All of directX uses floats, however System.Math uses doubles. This means constantly converting between floats and doubles.

So idealy id like to write all the code using floats, since i'm not getting any added precision converting to floats from doubles all the time anyways...

However Ive been unable to find a set of maths functions for .net that uses floats. I could of course write my own libary in c#, but id rather use an existing libary which has been optimised etc...

+1  A: 

XNA provides several math constants (including 3D specialists, like PI/2 etc.) and some advanced math functions with float precision (though not the trigonometric functions). While that is most likely not an option for you, since XNA is not as slim as SlimDX, it certainly means that System.Math is either actually missing something, or the performance hit is not that big. In my experience, you don't actually calculate that much for yourself, because most of that is handled either by the geometry classes (Matrix, Quaternion, Vector) or the GPU itself.

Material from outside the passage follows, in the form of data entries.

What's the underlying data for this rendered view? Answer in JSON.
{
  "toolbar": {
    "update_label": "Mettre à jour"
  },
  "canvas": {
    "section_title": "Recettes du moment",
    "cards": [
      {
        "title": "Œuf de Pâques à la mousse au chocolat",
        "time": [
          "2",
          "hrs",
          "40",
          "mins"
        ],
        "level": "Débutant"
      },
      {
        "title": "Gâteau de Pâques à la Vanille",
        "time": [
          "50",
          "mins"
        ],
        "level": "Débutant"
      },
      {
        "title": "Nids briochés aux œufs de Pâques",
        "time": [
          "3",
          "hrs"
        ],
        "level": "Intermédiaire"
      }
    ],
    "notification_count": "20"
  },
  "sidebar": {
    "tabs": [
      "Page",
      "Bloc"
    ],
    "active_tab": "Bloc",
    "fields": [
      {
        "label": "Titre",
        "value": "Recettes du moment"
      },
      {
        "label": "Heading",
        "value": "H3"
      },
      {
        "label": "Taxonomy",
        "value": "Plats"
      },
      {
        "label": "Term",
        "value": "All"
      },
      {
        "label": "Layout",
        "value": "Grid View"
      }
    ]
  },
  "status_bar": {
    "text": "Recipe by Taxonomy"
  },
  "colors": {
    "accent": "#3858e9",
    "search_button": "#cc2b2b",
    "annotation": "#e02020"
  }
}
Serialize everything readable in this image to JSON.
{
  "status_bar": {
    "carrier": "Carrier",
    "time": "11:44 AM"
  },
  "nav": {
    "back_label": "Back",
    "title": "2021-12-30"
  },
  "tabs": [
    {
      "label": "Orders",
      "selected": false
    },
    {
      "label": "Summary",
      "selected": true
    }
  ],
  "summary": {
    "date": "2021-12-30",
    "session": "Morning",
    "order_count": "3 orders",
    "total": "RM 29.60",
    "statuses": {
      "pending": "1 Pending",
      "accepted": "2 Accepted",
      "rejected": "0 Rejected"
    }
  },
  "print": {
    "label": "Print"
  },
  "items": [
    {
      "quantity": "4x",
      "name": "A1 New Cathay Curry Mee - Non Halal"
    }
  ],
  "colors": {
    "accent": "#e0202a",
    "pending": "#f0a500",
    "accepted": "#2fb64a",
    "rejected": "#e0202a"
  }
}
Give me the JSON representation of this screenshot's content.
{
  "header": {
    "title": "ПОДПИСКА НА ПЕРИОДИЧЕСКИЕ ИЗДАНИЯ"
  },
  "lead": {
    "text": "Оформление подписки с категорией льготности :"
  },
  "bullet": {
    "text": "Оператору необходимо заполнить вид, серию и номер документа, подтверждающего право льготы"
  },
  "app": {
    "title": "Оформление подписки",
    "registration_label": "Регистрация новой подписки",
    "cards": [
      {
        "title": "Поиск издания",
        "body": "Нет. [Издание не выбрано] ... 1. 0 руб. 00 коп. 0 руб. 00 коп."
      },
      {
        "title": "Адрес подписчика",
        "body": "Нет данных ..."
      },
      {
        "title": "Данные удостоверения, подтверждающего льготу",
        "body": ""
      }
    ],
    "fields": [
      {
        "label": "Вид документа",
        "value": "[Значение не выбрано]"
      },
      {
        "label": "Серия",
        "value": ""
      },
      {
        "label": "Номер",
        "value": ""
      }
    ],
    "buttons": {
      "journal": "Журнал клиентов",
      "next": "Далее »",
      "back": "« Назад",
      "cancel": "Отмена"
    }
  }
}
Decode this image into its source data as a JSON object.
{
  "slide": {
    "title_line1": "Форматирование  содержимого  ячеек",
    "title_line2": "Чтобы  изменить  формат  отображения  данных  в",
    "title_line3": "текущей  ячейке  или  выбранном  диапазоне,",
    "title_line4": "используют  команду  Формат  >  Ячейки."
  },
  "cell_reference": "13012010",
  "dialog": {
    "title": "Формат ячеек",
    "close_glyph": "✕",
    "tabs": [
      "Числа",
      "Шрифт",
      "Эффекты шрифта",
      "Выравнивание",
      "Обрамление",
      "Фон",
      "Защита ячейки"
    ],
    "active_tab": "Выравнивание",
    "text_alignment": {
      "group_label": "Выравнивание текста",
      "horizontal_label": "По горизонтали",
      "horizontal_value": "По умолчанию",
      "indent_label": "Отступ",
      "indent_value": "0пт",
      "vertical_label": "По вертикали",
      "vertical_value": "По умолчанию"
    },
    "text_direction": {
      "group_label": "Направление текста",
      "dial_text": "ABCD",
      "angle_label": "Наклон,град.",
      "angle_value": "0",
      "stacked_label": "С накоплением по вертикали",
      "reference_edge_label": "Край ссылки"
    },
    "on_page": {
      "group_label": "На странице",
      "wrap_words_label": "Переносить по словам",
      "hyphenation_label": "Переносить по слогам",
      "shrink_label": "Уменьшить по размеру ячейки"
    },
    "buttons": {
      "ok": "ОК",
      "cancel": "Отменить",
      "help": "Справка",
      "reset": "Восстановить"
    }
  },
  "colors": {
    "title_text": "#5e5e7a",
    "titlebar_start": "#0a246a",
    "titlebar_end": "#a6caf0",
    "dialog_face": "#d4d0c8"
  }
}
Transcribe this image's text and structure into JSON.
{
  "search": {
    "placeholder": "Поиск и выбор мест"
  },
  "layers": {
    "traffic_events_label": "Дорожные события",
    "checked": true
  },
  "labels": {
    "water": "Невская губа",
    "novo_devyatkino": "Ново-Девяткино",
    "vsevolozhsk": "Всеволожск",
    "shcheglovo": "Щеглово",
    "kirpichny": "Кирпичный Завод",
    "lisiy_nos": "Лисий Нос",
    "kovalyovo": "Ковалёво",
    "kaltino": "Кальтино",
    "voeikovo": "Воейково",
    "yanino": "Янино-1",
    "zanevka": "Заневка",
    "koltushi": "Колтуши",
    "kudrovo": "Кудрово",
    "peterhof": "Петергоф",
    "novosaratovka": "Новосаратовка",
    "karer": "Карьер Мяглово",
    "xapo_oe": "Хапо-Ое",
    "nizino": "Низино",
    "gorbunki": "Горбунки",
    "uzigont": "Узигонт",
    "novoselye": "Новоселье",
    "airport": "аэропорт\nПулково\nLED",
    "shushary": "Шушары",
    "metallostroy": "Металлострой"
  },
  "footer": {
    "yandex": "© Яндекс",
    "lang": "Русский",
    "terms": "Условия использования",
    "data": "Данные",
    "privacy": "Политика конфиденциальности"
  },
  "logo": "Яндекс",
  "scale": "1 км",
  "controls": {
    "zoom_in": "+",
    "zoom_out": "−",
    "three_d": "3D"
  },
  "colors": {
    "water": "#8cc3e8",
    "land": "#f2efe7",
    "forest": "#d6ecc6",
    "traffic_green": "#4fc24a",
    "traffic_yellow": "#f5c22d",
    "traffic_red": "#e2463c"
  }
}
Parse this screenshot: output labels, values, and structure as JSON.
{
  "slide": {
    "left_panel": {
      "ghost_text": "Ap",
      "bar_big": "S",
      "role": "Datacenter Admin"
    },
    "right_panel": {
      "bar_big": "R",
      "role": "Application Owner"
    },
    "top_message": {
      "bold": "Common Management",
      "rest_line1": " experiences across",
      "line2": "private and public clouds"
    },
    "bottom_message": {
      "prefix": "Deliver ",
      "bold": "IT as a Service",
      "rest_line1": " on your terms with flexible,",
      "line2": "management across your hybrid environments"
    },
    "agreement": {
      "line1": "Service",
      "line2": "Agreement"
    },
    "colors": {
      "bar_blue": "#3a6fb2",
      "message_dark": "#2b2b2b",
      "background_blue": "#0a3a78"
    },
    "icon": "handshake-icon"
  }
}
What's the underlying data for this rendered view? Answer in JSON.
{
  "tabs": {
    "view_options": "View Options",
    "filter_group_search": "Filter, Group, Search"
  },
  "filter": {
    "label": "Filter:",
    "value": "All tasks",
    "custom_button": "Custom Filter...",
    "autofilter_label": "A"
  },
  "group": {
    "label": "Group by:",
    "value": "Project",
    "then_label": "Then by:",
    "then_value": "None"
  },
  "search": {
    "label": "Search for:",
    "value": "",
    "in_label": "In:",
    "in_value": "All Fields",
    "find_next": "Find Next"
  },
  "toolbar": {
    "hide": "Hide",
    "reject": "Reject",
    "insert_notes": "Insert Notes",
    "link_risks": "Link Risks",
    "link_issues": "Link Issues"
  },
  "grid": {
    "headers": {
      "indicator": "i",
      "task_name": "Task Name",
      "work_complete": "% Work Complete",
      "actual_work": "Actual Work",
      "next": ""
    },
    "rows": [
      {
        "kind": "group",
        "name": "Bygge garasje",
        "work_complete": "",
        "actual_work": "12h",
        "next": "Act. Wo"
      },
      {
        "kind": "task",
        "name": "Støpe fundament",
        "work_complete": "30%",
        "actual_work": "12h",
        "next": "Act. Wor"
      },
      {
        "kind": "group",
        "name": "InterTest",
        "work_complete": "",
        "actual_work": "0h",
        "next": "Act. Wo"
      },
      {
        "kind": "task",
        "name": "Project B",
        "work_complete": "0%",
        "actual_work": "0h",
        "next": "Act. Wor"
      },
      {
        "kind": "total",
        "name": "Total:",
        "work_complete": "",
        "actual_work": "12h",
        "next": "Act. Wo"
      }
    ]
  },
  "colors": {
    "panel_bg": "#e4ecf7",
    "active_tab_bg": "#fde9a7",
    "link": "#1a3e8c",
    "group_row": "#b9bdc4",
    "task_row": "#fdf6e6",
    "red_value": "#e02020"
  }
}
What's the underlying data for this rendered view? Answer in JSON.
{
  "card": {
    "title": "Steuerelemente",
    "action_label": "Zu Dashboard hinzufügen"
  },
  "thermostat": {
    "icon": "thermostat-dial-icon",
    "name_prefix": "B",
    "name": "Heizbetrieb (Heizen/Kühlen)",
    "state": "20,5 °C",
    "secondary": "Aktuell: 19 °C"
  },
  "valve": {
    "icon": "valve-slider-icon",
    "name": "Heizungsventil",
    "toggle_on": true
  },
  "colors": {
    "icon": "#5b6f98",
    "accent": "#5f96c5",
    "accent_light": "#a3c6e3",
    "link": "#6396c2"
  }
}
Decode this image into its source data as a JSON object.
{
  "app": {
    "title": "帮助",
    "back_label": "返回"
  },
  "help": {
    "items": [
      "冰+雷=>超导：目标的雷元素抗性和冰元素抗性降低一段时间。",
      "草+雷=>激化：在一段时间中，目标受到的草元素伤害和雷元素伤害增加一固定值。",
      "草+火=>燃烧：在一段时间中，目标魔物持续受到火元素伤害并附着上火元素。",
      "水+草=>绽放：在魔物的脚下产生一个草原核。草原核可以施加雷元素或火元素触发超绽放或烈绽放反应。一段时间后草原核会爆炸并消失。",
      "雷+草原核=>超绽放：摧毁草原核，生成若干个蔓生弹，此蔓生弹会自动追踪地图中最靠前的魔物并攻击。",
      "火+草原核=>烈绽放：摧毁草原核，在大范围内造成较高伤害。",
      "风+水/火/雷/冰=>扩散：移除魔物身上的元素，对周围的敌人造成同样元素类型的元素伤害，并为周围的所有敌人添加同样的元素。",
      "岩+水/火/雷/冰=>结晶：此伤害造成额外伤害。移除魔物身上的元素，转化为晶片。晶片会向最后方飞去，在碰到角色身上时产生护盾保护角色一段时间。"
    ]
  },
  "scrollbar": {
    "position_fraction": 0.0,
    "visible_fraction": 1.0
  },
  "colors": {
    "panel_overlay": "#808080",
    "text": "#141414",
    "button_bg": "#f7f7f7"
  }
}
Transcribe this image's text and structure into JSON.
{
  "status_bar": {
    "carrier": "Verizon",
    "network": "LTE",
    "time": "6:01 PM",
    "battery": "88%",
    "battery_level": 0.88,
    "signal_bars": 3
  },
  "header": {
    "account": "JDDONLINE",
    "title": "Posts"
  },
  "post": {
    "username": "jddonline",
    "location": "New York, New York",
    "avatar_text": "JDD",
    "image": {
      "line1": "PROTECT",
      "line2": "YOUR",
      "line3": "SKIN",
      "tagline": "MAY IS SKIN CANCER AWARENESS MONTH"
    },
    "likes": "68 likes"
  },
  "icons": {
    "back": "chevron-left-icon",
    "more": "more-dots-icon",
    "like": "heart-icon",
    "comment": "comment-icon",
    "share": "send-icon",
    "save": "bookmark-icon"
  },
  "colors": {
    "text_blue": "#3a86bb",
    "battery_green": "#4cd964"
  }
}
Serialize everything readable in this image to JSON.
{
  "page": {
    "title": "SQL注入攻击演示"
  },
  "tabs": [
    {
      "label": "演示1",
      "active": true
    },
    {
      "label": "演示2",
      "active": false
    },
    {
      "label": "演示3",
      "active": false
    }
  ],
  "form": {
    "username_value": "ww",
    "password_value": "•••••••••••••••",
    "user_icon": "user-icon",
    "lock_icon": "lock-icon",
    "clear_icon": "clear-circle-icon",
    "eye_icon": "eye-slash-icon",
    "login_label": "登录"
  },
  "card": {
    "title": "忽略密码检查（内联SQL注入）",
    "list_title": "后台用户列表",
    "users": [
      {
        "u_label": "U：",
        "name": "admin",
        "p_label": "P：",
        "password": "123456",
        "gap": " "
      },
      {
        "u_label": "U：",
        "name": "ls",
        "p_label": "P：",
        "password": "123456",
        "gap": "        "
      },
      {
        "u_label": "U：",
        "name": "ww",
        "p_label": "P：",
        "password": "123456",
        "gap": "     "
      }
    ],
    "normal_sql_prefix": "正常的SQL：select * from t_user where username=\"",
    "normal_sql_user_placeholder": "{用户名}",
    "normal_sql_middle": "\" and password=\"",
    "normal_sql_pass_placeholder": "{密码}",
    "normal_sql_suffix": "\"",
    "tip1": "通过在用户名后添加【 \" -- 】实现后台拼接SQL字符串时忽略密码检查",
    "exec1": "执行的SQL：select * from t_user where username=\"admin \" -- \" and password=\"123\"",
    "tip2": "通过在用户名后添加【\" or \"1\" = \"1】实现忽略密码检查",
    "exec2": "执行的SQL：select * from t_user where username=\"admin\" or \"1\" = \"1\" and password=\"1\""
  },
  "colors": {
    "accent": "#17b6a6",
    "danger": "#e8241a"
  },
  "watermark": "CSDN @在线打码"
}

From that point of view, I'd have a look into SlimDX, what they are providing. Seems like the typical things like matrices, vectors, quaternions (and even 16 bit floats) are already there. If you're missing some constants with float precisions, just create them yourself (don't have the cast to be done every time, just at startup).

OregonGhost
+1  A: 

Yes, you'll make very significant performance gains by working end-to-end in floats if that is all the precision that is required.

Check out the NMath libraries from CenterSpace software. Float, double, and complex types are consistently supported throughout the library.